18th Annual Charter Conference

  • October 29, 2019
  • Soo-Jin Lee

On October 3, 2019, the Constitutional, Civil Liberties and Human Rights Law Section of the Ontario Bar Association hosted the 18th Annual Charter Conference. Leading practitioners and experts of Canadian Charter of Rights and Freedoms (Charter) law provided updates on recent Charter decisions and upcoming cases, developments in Charter jurisprudence and strategies for effective Charter advocacy. Participants were invited to contribute to the discussion in the moderated question and answer periods after each panel.

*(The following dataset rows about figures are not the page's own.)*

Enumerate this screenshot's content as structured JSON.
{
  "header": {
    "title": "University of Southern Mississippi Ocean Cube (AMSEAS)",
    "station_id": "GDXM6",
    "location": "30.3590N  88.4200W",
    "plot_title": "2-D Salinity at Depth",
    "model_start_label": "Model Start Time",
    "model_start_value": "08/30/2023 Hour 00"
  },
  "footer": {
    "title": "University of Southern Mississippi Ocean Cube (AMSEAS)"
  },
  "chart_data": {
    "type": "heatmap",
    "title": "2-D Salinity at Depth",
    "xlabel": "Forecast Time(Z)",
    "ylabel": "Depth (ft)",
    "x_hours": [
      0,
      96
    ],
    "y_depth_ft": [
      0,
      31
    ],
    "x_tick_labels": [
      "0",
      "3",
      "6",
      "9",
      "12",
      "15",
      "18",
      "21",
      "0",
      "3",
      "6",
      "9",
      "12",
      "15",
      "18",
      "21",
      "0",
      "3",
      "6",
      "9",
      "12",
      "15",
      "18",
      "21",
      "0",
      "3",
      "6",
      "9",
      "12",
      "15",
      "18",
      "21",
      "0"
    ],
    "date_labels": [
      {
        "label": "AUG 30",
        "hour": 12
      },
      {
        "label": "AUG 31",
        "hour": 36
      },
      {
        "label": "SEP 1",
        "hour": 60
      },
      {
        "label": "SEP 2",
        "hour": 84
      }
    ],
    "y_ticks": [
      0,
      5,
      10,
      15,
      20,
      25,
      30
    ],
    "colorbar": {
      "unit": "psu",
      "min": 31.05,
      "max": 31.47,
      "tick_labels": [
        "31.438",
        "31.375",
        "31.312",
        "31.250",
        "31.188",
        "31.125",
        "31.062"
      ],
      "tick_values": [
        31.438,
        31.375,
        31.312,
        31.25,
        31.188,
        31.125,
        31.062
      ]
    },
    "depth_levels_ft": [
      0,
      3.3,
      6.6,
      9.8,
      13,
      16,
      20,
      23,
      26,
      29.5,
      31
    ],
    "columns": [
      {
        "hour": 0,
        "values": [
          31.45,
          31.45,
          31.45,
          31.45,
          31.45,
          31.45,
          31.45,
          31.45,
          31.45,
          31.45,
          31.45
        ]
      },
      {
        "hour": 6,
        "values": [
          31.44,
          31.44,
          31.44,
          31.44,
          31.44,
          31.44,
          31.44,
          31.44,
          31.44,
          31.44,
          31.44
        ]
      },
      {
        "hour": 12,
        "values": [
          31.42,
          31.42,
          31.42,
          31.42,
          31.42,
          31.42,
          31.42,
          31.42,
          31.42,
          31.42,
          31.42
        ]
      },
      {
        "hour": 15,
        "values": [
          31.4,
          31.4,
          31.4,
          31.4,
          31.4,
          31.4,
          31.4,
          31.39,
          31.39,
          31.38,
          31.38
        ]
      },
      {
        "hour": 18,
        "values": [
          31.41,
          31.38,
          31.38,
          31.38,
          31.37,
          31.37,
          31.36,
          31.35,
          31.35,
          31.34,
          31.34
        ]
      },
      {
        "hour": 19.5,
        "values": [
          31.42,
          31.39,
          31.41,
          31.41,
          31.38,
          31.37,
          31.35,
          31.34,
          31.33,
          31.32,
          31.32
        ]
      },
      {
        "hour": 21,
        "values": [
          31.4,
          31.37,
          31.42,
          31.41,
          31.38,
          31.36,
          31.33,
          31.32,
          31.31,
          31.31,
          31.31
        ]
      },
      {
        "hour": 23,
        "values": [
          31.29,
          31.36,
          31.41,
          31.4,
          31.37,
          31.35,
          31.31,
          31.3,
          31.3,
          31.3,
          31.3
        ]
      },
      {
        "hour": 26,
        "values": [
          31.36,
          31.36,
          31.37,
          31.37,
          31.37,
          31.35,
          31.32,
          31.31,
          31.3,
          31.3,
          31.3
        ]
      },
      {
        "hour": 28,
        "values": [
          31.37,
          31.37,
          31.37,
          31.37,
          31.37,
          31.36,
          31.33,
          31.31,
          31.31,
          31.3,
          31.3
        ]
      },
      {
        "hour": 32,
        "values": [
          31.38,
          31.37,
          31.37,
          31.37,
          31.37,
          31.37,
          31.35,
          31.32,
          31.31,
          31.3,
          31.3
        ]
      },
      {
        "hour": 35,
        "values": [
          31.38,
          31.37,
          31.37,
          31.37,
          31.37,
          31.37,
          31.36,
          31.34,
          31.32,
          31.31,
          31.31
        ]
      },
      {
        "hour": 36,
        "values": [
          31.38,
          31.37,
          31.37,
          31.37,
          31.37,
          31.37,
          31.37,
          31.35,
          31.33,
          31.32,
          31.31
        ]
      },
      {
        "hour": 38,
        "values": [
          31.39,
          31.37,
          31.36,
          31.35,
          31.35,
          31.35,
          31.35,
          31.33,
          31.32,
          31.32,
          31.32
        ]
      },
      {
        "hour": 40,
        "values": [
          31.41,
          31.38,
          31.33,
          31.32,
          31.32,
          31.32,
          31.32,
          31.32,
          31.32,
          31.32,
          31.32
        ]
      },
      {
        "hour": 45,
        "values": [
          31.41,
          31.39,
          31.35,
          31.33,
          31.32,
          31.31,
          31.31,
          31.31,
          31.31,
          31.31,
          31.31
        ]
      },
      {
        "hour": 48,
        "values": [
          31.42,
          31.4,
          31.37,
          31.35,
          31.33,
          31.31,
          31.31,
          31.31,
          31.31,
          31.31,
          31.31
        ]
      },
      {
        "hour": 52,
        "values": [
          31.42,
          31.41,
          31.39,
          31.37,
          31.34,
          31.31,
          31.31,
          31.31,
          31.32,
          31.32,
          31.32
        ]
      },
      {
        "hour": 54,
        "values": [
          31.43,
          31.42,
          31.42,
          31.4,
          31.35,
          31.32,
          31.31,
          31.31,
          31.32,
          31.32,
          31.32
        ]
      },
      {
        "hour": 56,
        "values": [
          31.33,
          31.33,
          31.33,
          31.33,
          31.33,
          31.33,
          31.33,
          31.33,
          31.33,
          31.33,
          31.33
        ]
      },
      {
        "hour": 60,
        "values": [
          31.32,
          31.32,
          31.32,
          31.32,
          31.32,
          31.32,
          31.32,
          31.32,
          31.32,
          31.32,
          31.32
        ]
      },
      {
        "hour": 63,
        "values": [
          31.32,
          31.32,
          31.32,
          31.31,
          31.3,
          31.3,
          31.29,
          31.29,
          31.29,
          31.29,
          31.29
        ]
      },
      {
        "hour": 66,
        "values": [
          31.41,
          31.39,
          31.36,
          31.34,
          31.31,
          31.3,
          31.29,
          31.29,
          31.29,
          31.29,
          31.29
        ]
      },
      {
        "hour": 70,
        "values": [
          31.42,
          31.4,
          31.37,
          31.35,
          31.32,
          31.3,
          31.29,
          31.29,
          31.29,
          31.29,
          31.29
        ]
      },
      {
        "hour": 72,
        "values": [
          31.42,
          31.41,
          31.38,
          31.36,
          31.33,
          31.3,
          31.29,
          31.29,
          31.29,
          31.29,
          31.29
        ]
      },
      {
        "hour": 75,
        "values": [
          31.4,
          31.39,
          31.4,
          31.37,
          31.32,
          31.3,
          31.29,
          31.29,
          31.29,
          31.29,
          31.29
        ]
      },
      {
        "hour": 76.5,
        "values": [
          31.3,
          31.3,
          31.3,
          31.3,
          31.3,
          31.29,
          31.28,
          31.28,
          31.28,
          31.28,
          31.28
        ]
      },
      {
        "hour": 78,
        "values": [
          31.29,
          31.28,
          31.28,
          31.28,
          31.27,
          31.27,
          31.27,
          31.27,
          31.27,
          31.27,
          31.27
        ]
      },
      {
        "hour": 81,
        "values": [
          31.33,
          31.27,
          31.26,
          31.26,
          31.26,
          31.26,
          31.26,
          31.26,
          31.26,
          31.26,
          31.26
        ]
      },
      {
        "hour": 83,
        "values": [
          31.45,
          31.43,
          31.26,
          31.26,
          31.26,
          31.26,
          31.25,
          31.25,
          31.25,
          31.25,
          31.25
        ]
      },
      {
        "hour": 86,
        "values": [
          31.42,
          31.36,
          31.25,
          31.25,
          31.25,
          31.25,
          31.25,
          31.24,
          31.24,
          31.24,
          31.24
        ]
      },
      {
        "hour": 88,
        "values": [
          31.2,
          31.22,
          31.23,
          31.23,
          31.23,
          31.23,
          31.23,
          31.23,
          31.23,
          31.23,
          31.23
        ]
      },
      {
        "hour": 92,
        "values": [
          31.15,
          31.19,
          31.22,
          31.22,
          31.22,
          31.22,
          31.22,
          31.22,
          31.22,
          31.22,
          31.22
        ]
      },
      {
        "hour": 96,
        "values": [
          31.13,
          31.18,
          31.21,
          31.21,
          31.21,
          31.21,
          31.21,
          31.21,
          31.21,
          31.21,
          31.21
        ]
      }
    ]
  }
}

Overview of key Charter cases from October 2018 to October 2019

Yashoda Ranganathan, Counsel in the Constitutional Law Branch of the Ministry of the Attorney General of Ontario (MAG CLB), opened the program with an overview of significant and recent Charter cases including decisions regarding:

  • Language rights (ss. 14, 19(1) of the Charter), Mazraani: The Supreme Court of Canada (SCC) found that the language rights of several individuals were violated at a tax court hearing and stated that federal court judges must be proactive in protecting the language rights of everyone appearing before them.1
  • Detention (s. 9), R v Le: The SCC regarded reliable reports on race relations as forming part of the social context in determining the point of detention and whether to exclude evidence (s. 24(2)).2                                                        
  • Cruel and unusual punishment (s. 12), R v Boudreault: A majority of the SCC held that the mandatory victim surcharge under the Criminal Code unjustifiably violated s. 12.3 In Quebec Inc, a majority of the Quebec Court of Appeal (QCCA), applying R v Boudreault, held that s. 12 can apply to corporations.4

Section 7 in the context of administrative segregation, immigration detention and access to justice

Morgana Kellythorne, Senior Counsel at the College of Physicians and Surgeons of Ontario, moderated the first panel. After Ms. Kellythorne’s introduction of the panelists, Michael Dunn, Counsel at MAG CLB, canvassed two parallel cases challenging administrative segregation in federal penitentiaries. In CCLA v Canada, the Ontario Superior Court (ONSC) held that the federal legislative scheme governing administrative segregation unjustifiably violated s. 7 because it lacked a prompt and independent review of a decision to segregate an inmate.5 The Ontario Court of Appeal (ONCA) found additionally that provisions authorizing administrative segregation of any inmate for more than fifteen consecutive days unjustifiably infringe s. 12.6 The British Columbia Supreme Court (BCSC) also found a s. 7 violation.7 However, it expressly disagreed with the ONSC regarding independence and stated that, as long as the reviewing party was employed by the Correctional Service of Canada (CSC), a segregation decision review under the scheme could not be procedurally fair.